Meio ambiente e água: o vasto campo do engenheiro de aquicultura

Jéssica Silva – Comunicação SEESP

 

Não há vida sem água e é impossível pensar em sustentabilidade sem incluir o uso adequado desse recurso e de todo universo que nele existe. Nesse ecossistema, a Engenharia de Aquicultura tem papel essencial. É o que demonstra a vasta experiência do engenheiro José Pedrassoli Salles, relatada em sua entrevista ao portal do SEESP.

 

A profissão está diretamente conectada ao modelo de cidades inteligentes – com preservação do meio ambiente e promoção da segurança alimentar. “Economia circular e desperdício zero em centros urbanos estão relacionados a uma produção diferenciada, altamente informatizada, o que inclui a aquicultura”, afirma Salles.

 

Formado em 2003 pela Universidade Federal de Santa Catarina (UFSC), o engenheiro especializou-se na área, construiu carreira com atuação na pesquisa, no setor público e privado, desenvolvendo e liderando projetos voltados à produção sustentável, captura de gases de efeito estufa, entre outros. Ainda, recebeu o principal prêmio brasileiro entre os pesquisadores de algas marinhas.

 

JoséSallesPedrassoliO engenheiro de aquicultura José Pedrassoli Salles conta sua experiência ao SEESP.
Fotos: acervo pessoal
Em sua visão, o mercado de trabalho é amplo, mas dependente do contexto geográfico e desenvolvimento da indústria pesqueira. “Falta conscientização sobre a profissão como uma carreira viável e emocionante. Para aumentar o número de profissionais nessa área, pode ser necessário um esforço em conjunto de instituições de ensino, governos, indústria e sociedade, para promover a aquicultura junto a um desenvolvimento sustentável”, ratifica o engenheiro.

 

Conte-nos sobre sua trajetória profissional, o que o fez optar por essa modalidade?

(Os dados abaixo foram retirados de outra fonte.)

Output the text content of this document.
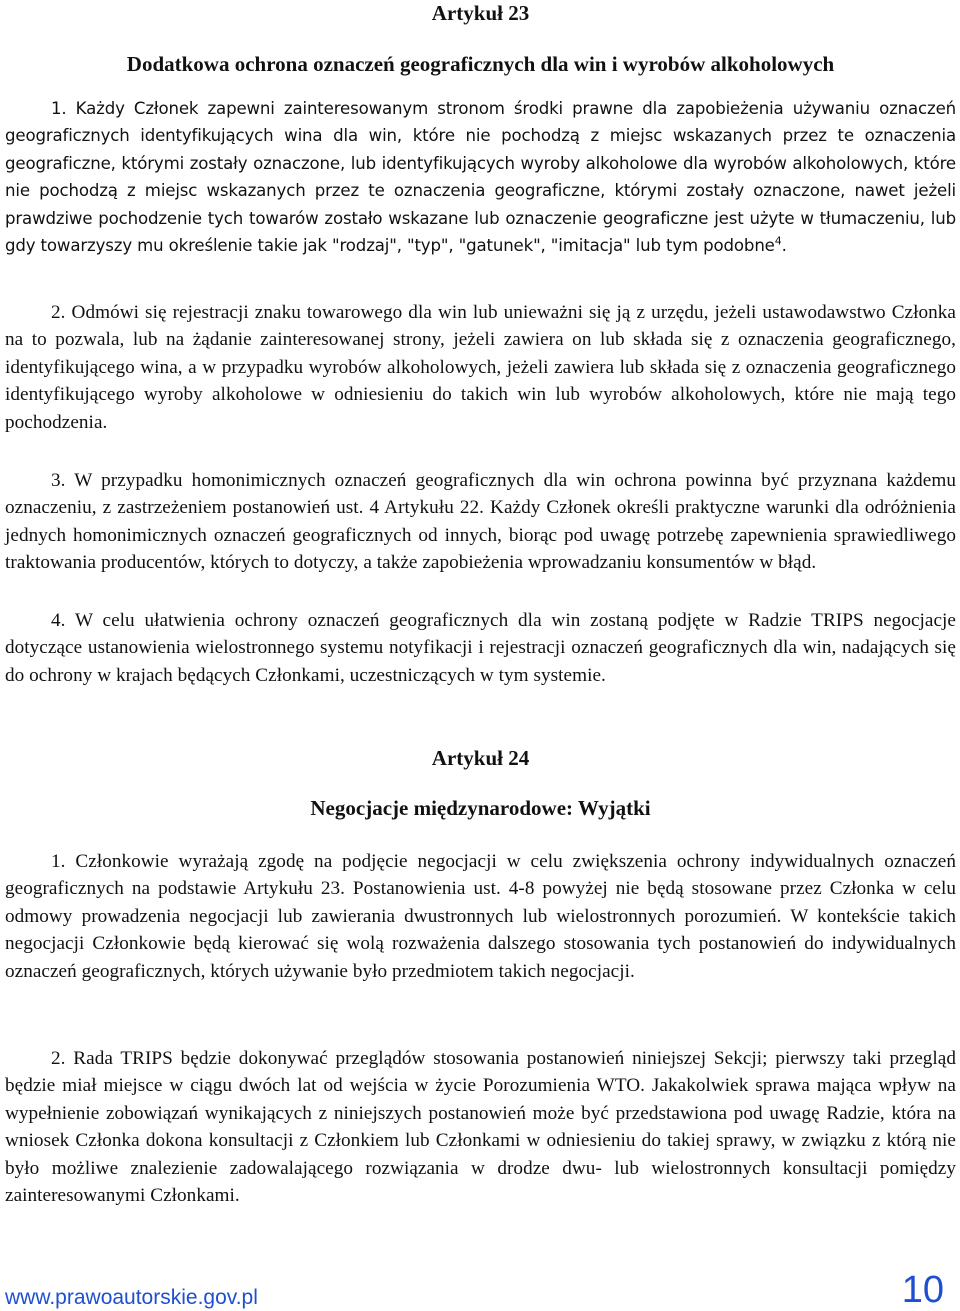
Artykuł 23
Dodatkowa ochrona oznaczeń geograficznych dla win i wyrobów alkoholowych

1. Każdy Członek zapewni zainteresowanym stronom środki prawne dla zapobieżenia używaniu oznaczeń geograficznych identyfikujących wina dla win, które nie pochodzą z miejsc wskazanych przez te oznaczenia geograficzne, którymi zostały oznaczone, lub identyfikujących wyroby alkoholowe dla wyrobów alkoholowych, które nie pochodzą z miejsc wskazanych przez te oznaczenia geograficzne, którymi zostały oznaczone, nawet jeżeli prawdziwe pochodzenie tych towarów zostało wskazane lub oznaczenie geograficzne jest użyte w tłumaczeniu, lub gdy towarzyszy mu określenie takie jak "rodzaj", "typ", "gatunek", "imitacja" lub tym podobne$^4$.

2. Odmówi się rejestracji znaku towarowego dla win lub unieważni się ją z urzędu, jeżeli ustawodawstwo Członka na to pozwala, lub na żądanie zainteresowanej strony, jeżeli zawiera on lub składa się z oznaczenia geograficznego, identyfikującego wina, a w przypadku wyrobów alkoholowych, jeżeli zawiera lub składa się z oznaczenia geograficznego identyfikującego wyroby alkoholowe w odniesieniu do takich win lub wyrobów alkoholowych, które nie mają tego pochodzenia.

3. W przypadku homonimicznych oznaczeń geograficznych dla win ochrona powinna być przyznana każdemu oznaczeniu, z zastrzeżeniem postanowień ust. 4 Artykułu 22. Każdy Członek określi praktyczne warunki dla odróżnienia jednych homonimicznych oznaczeń geograficznych od innych, biorąc pod uwagę potrzebę zapewnienia sprawiedliwego traktowania producentów, których to dotyczy, a także zapobieżenia wprowadzaniu konsumentów w błąd.

4. W celu ułatwienia ochrony oznaczeń geograficznych dla win zostaną podjęte w Radzie TRIPS negocjacje dotyczące ustanowienia wielostronnego systemu notyfikacji i rejestracji oznaczeń geograficznych dla win, nadających się do ochrony w krajach będących Członkami, uczestniczących w tym systemie.

Artykuł 24
Negocjacje międzynarodowe: Wyjątki

1. Członkowie wyrażają zgodę na podjęcie negocjacji w celu zwiększenia ochrony indywidualnych oznaczeń geograficznych na podstawie Artykułu 23. Postanowienia ust. 4-8 powyżej nie będą stosowane przez Członka w celu odmowy prowadzenia negocjacji lub zawierania dwustronnych lub wielostronnych porozumień. W kontekście takich negocjacji Członkowie będą kierować się wolą rozważenia dalszego stosowania tych postanowień do indywidualnych oznaczeń geograficznych, których używanie było przedmiotem takich negocjacji.

2. Rada TRIPS będzie dokonywać przeglądów stosowania postanowień niniejszej Sekcji; pierwszy taki przegląd będzie miał miejsce w ciągu dwóch lat od wejścia w życie Porozumienia WTO. Jakakolwiek sprawa mająca wpływ na wypełnienie zobowiązań wynikających z niniejszych postanowień może być przedstawiona pod uwagę Radzie, która na wniosek Członka dokona konsultacji z Członkiem lub Członkami w odniesieniu do takiej sprawy, w związku z którą nie było możliwe znalezienie zadowalającego rozwiązania w drodze dwu- lub wielostronnych konsultacji pomiędzy zainteresowanymi Członkami.

www.prawoautorskie.gov.pl	10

Meu interesse nessa área se deu pela minha paixão pelo oceano, pela vida e pela preocupação com o uso sustentável dos recursos marinhos e segurança alimentar. Antes da faculdade eu já trabalhava em uma fazenda de maricultura de ostras na ilha de Santa Catarina e queria que minha vida profissional pudesse ter experiências ligadas ao mar. Fui voluntário em projetos relacionados à conscientização, conservação e educação ambiental com temas relacionados aos desafios da pesca e potencial da aquicultura como fonte segura de alimento.

 

Com a graduação, as possibilidades foram ampliadas. Estive em diversos laboratórios de pesquisas, participei de projetos variados como o de repovoamento de camarões marinhos, o de desenvolvimento de técnicas de coleta de “sementes” de mexilhão nativo, o Plano de Manejo da Reserva Biológica Marinha do Arvoredo. Sempre gostei muito dos trabalhos de campo, mergulhei no mundo das macroalgas, aprendi muito sobre produção multitrófica, corroborando com os Objetivos de Desenvolvimento Sustentável (ODS) das Nações Unidas, incluindo responsabilidades sociais, de governança e preocupações ambientais.

 

Acabei entrando de cabeça em aspectos fisiológicos de crescimento e reprodução de macroalgas nativas, levando-as a testes de crescimento e análises de subprodutos em sistemas de biorremediação, de tratamento de efluentes, de inoculação de esporos em substratos artificiais, em ambientes offshore sempre em equipe com laboratórios no Brasil e em alguns outros países, aprendendo com pesquisadores que me incentivaram muito.

 

Logo ao se formar então já entrou no mercado de trabalho?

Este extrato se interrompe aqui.